С толстяком, которого Дюма мысленно окрестил "быком", встреча состоялась еще раньше. Неделю назад Александр стоял на берегу Сены под деревом и наблюдал, как дятел-отец учит своего птенца долбить клювом по дереву. Забавное зрелище!
Почему-то вспомнился собственный отец. Генерал, во времена императора Наполеона командовавший Альпийской армией, был фантастической храбрости и отваги человеком. Для него не существовало невозможного. Однажды, где-то в Египте, на узком мосту он в одиночку отразил наступление целого эскадрона. Сына своего Александра, он успел научить очень-очень многому. Любить природу, охотиться на дичь...
Самая забавная история с ним приключилась в Алжире...
Но с удовольствием вспомнить эту историю Александр не успел.
-- Как пройти в Национальную библиотеку? -- раздался над его ухом сиплый голос. В нос ударила волна из чеснока и лука.
Дюма резко обернулся. Перед ним стоял какой-то бродяга. Сильно помятый, явно нетрезвый и очень воинственный.
-- Тебе, приятель,.. -- усмехнулся Александр, -- не библиотека нужна, портовый кабак!
Несколько секунд писатель Дюма и наемный убийца Маркель, молча, смотрели друг другу в глаза.
"У-у-у, гад!" -- думал Маркель. "Небось, купается в деньгах!".
"Забулдыга! Из провинции!" -- думал Дюма. "Подрядился в речной порт сезонным рабочим. Наверняка, уже и оттуда выгнали. За пьянство. Силен, но ленив".
-- Может, составишь компанию? -- по-бычьи насупившись, спросил Маркель. И почти вплотную придвинул свое мясистое лицо.
В голосе его звучала просьба и угроза одновременно. И еще что-то, чего Дюма не угадывал, хотя считал себя неплохим психологом.
-- Вот тебе пару монет! Выпей за мое здоровье! -- сдержанно ответил Дюма. И резко повернувшись, пошел по набережной Сены.
Некоторое время он слышал за спиной сбивчивый топот ног. Потом перестал обращать внимания. И зря! Если бы еще тогда он был хоть чуточку подозрительнее, наверняка, разглядел бы, "бык" вовсе не был пьян. Он только притворялся.

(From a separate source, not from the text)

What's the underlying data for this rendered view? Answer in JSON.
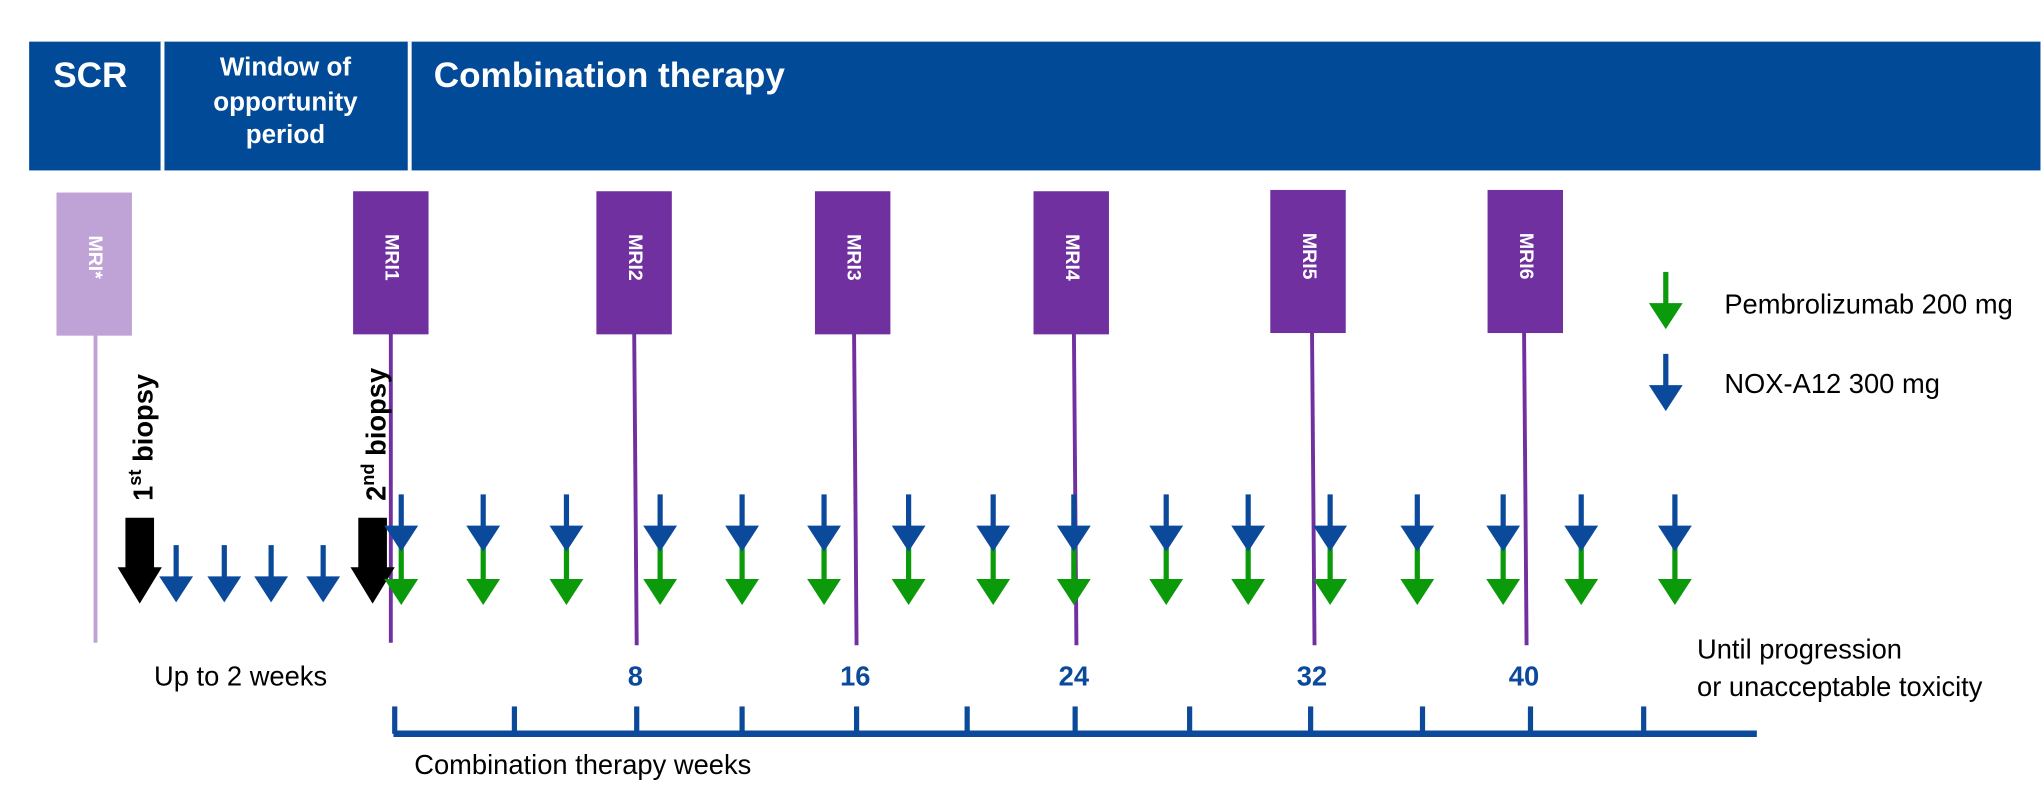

Мания преследования была явно следствием перенапряжения. Дюма чудовищно много работал. Писал, как вол. Во Франции, (да что там Франция, во всей Европе!), не было второго такого писателя, который работал бы все ночи напролет. Спал по два-три часа. Содержал трех любовниц. Не считая мелких увлечений. Ежедневно навещал больную мать на тихой улочке Сен-Дени. Устраивал званные обеды и вечера, о которых потом с восторгом судачил весь Париж.

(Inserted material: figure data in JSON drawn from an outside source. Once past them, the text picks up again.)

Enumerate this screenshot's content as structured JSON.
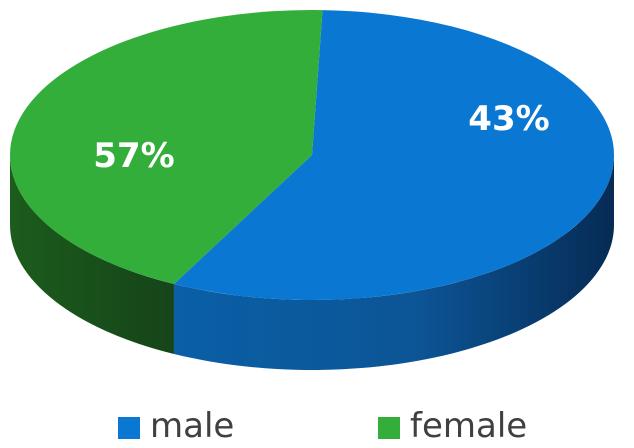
{
  "chart_data": {
    "type": "pie",
    "style": "3d",
    "categories": [
      "male",
      "female"
    ],
    "values": [
      57,
      43
    ],
    "data_labels": [
      "57%",
      "43%"
    ],
    "colors": {
      "male": "#0a78d2",
      "female": "#33ae3a"
    },
    "legend": {
      "placement": "bottom",
      "entries": [
        "male",
        "female"
      ]
    }
  }
}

Сегодня предстояла встреча с издателем "Ля Пресс" Жирардэном.
Открытое летнее кафе "У озера" располагалось на берегу Сены. Кто дал ему подобное нелепое название? В ответ на насмешливые вопросы хозяйка, чувствительная мадам Анисе, только загадочно улыбалась. Впрочем, название ничуть не влияло на количество посетителей. Из-под его шатров открывался чудесный вид на Собор Богоматери и на саму красавицу Сену.
Александр Дюма очень любил это кафе. Он частенько назначал деловые встречи за одним из его столиков.
Вчера Дюма получил письмо от своего соавтора Огюста Маке.
"Дорогой друг! С сегодняшнего дня я отказываюсь от своих прав на переиздание следующих книг, которые мы написали вместе, а именно: "Три мушкетера", "Двадцать лет спустя", "Королева Марго", и утверждаю, что Вы сполна рассчитались со мной за все в соответствии с нашей устной договоренностью. Ваш Маке.".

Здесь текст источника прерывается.